PA Judge Deems Health Insurance Mandate Unconstitutional
Even though three U.S. Courts of Appeal have ruled on challenges to the Patient Protection and Affordable Care Act — though they haven’t all agreed — and it will all inevitably be decided by the Supreme Court, lower courts are apparently still issuing rulings on the matter.
The latest ruling from a U.S. District Court judge in Harrisburg, PA, who ruled that the act’s controversial requirement that all individuals purchase some sort of health insurance is unconstitutional.

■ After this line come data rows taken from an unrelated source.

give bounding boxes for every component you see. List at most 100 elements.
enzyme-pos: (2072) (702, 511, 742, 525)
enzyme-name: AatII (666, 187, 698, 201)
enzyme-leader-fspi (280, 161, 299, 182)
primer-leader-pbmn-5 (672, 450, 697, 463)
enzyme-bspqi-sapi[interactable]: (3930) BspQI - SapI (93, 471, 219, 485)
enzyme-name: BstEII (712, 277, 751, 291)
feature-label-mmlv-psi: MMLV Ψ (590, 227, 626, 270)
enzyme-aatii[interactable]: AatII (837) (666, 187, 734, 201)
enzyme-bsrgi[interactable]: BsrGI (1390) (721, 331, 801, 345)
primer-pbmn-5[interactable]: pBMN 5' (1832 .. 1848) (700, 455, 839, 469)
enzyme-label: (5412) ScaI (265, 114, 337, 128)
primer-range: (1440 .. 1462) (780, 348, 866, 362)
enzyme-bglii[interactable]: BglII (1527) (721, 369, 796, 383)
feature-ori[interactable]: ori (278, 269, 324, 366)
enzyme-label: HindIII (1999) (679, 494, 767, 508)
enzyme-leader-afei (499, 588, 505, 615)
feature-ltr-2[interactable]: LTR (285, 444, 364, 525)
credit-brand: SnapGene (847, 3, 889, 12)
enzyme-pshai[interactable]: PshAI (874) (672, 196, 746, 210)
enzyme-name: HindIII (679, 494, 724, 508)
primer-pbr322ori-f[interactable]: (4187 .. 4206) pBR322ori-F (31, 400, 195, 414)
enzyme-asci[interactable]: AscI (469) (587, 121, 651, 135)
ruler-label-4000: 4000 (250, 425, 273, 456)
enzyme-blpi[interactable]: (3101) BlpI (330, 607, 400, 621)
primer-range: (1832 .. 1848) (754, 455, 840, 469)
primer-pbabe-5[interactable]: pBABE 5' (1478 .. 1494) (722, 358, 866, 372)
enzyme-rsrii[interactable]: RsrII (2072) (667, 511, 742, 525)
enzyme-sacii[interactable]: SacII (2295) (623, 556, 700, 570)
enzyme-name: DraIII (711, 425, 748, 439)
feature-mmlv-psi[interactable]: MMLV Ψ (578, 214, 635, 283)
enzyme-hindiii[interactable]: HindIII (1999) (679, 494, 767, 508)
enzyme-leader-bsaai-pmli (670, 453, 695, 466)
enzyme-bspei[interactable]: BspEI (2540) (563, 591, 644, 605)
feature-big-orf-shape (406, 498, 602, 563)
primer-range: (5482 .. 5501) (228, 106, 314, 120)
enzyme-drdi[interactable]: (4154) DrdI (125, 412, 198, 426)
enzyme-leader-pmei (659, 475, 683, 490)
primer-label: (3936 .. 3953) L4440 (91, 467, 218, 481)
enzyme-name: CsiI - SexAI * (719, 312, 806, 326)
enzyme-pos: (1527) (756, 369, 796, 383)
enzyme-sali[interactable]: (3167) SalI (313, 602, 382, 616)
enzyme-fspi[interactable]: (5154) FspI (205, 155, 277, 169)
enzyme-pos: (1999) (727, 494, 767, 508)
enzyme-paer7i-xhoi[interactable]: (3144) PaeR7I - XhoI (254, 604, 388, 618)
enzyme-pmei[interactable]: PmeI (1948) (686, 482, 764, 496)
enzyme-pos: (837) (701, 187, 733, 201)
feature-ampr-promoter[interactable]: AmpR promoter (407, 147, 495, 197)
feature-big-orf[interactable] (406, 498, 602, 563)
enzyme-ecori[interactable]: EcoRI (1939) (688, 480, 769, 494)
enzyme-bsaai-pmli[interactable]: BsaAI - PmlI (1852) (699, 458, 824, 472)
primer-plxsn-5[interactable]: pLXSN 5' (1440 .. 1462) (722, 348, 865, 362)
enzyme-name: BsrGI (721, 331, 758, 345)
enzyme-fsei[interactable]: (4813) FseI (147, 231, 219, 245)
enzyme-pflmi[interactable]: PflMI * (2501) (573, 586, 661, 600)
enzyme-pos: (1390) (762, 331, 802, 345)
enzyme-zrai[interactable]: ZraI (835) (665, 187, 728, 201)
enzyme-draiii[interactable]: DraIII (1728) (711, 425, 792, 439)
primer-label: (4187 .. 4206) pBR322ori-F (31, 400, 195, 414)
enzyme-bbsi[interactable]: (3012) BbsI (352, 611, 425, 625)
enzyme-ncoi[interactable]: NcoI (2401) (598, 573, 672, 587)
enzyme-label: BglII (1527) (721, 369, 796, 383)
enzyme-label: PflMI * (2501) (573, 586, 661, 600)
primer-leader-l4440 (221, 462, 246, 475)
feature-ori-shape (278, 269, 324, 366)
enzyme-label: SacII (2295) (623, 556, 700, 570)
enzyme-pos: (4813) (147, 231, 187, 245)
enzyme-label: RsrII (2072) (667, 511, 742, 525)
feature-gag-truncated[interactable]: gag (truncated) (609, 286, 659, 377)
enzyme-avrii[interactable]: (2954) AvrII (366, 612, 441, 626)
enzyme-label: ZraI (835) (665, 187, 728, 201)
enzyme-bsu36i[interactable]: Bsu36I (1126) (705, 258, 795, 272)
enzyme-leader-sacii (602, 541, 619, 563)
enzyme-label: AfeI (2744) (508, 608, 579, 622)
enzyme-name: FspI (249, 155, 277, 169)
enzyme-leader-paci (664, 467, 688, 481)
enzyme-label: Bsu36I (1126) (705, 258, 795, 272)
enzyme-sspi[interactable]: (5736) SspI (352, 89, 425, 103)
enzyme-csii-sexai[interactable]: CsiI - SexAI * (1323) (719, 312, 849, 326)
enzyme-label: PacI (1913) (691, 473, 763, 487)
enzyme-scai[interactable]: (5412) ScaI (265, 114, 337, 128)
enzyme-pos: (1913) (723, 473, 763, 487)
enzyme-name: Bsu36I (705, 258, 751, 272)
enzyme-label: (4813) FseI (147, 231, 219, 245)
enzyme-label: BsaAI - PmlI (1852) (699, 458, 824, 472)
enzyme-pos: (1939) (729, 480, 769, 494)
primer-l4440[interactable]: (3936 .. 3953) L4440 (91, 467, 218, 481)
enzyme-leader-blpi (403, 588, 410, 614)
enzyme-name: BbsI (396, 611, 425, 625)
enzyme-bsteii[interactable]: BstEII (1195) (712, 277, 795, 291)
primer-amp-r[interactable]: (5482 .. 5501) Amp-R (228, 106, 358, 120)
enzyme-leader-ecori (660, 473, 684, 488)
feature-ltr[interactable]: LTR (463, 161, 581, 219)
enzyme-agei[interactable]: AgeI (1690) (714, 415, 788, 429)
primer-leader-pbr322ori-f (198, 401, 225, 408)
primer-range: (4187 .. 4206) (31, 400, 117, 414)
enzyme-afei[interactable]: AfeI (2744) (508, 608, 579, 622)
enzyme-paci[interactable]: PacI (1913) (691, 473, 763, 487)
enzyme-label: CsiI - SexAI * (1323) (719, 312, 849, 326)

Contrary to the ruling by the Appeals Court panel in Cincinnatti, this judge stated that the Commerce Clause of the U.S. Constitution does not in fact give Congress the authority to mandate health insurance coverage.
Wrote the judge:
The nation undoubtably faces a health care crisis… The federal government, however, is one of limited enumerated powers, and Congress’s efforts to remedy the ailing health care and health insurance markets must fit squarely within the boundaries of those powers.
A rep for the Justice Department tells the Chicago Tribune, “We believe, as other federal appeals courts have held, that the law is constitutional.”
In addition to the Cincinatti ruling, an Appeals Court in Richmond recently tossed out that state’s challenge to the health care bill.
On the opposite side of the argument, an Appeals Court in Atlanta deemed the insurance mandate unconstitutional.